Born into the family of a poor teacher in Babruysk (in Belarus, then part of the Russian Empire), Tunkel was a sickly child whose drawing ability prompted charitable members of the community to send him to art school in Vilno. He finished his studies in 1899 and, too short sighted to be a painter, turned to writing. His poetry was first published in Der yud (Warsaw) in 1901 and from then on his poems, satires, drama and children’s stories appeared in Yiddish publications throughout Europe and North America.
Between 1906 and 1910 he travelled to the United States where he started the humorous journal Der kibitser (continued for two decades under the title Der Groyser Kundes). Moving to Warsaw in 1911 he wrote for Der moment, editing its humour pages, Der krumer spiegel, or The Crooked Mirror. He spent World War I in Ukraine, mainly in Kiev and Odessa. In the early twenties, he adapted several works of German poet Wilhelm Busch.
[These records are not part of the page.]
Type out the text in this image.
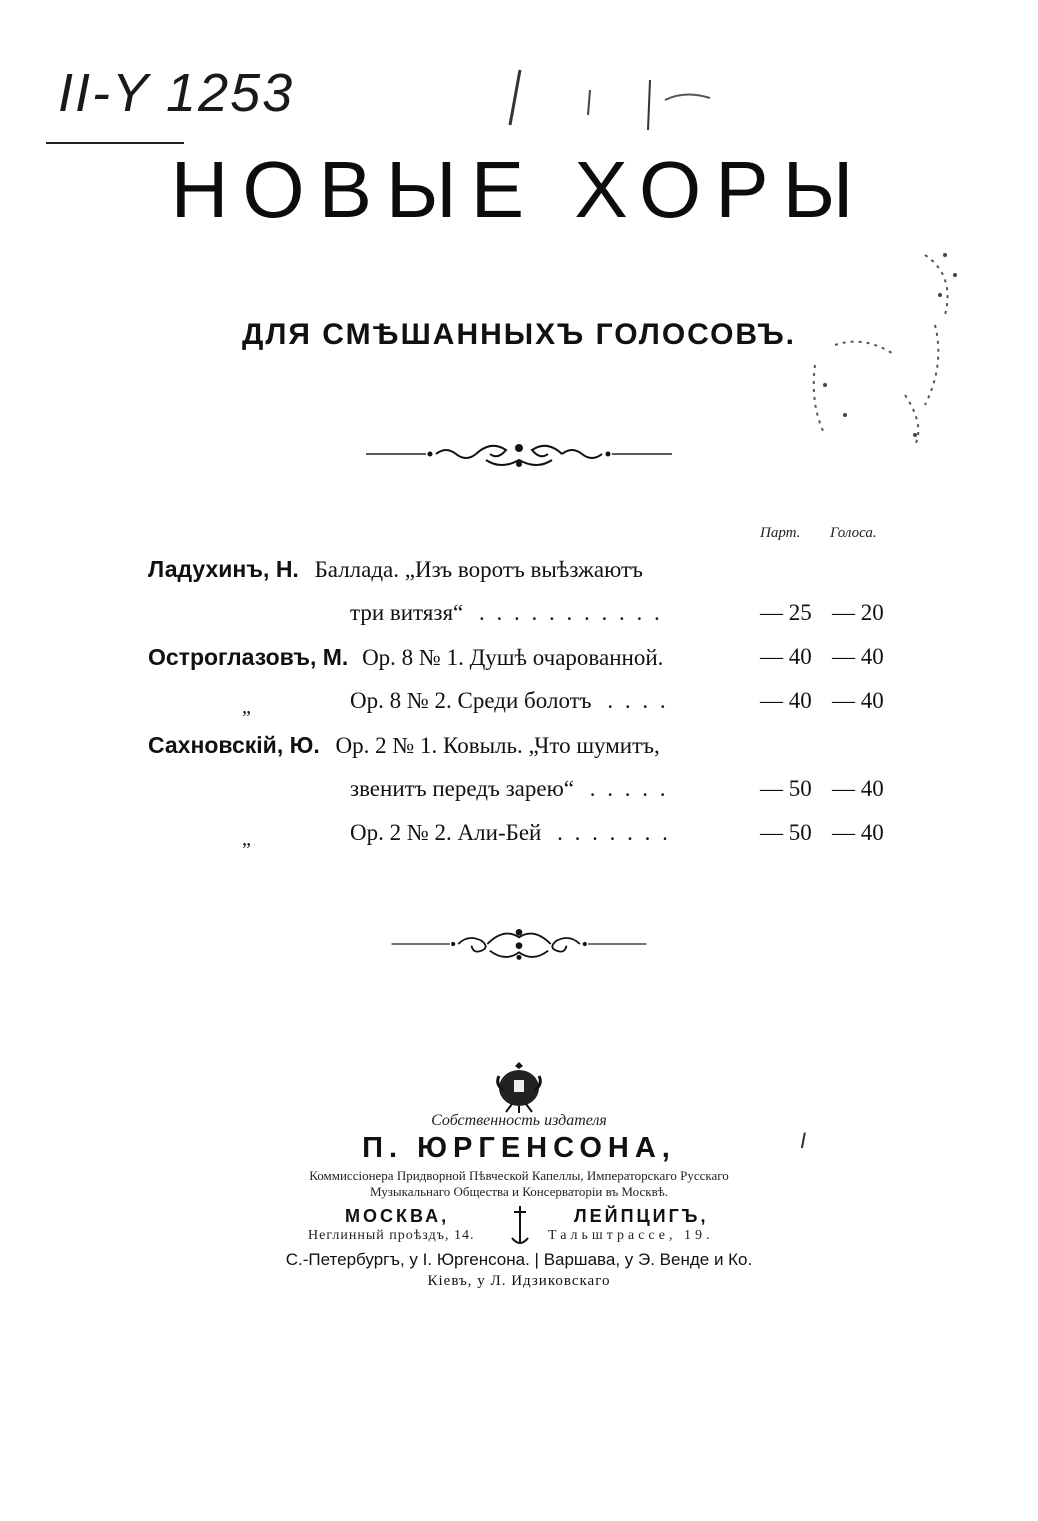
II-Y 1253
I
НОВЫЕ ХОРЫ
ДЛЯ СМѢШАННЫХЪ ГОЛОСОВЪ.
Парт. Голоса.
Ладухинъ, Н. Баллада. „Изъ воротъ выѣзжаютъ
три витязя“ . . . . . . . . . . .	— 25 — 20
Остроглазовъ, М. Op. 8 № 1. Душѣ очарованной.	— 40 — 40
„	Op. 8 № 2. Среди болотъ . . . .	— 40 — 40
Сахновскій, Ю. Op. 2 № 1. Ковыль. „Что шумитъ,
звенитъ передъ зарею“ . . . . .	— 50 — 40
„	Op. 2 № 2. Али-Бей . . . . . . .	— 50 — 40
Собственность издателя
П. ЮРГЕНСОНА,
Коммиссіонера Придворной Пѣвческой Капеллы, Императорскаго Русскаго
Музыкальнаго Общества и Консерваторіи въ Москвѣ.
МОСКВА,	ЛЕЙПЦИГЪ,
Неглинный проѣздъ, 14.	Тальштрассе, 19.
С.-Петербургъ, у І. Юргенсона. | Варшава, у Э. Венде и Ко.
Кіевъ, у Л. Идзиковскаго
When the Warsaw cabaret Azazel opened in 1925, Der Tunkeler’s writings were part of the repertoire; his works were staged in Łódź and the Warsaw cabaret theater Sambatyon (which opened in 1927) as well.
In 1931 he visited what was then the British Mandate of Palestine. The outbreak of World War II found him in Belgium from which he escaped into France only to be arrested by the Vichy authorities. Escaping in 1941 he managed to find his way to the US once more, where he wrote for the major New York Yiddish daily The Jewish Daily Forward despite failing health. He died there in 1949.
Throughout his life, numerous collections of his work were published in Warsaw, Kiev and New York. He is remembered as one of the Yiddish language’s outstanding humorists to this day.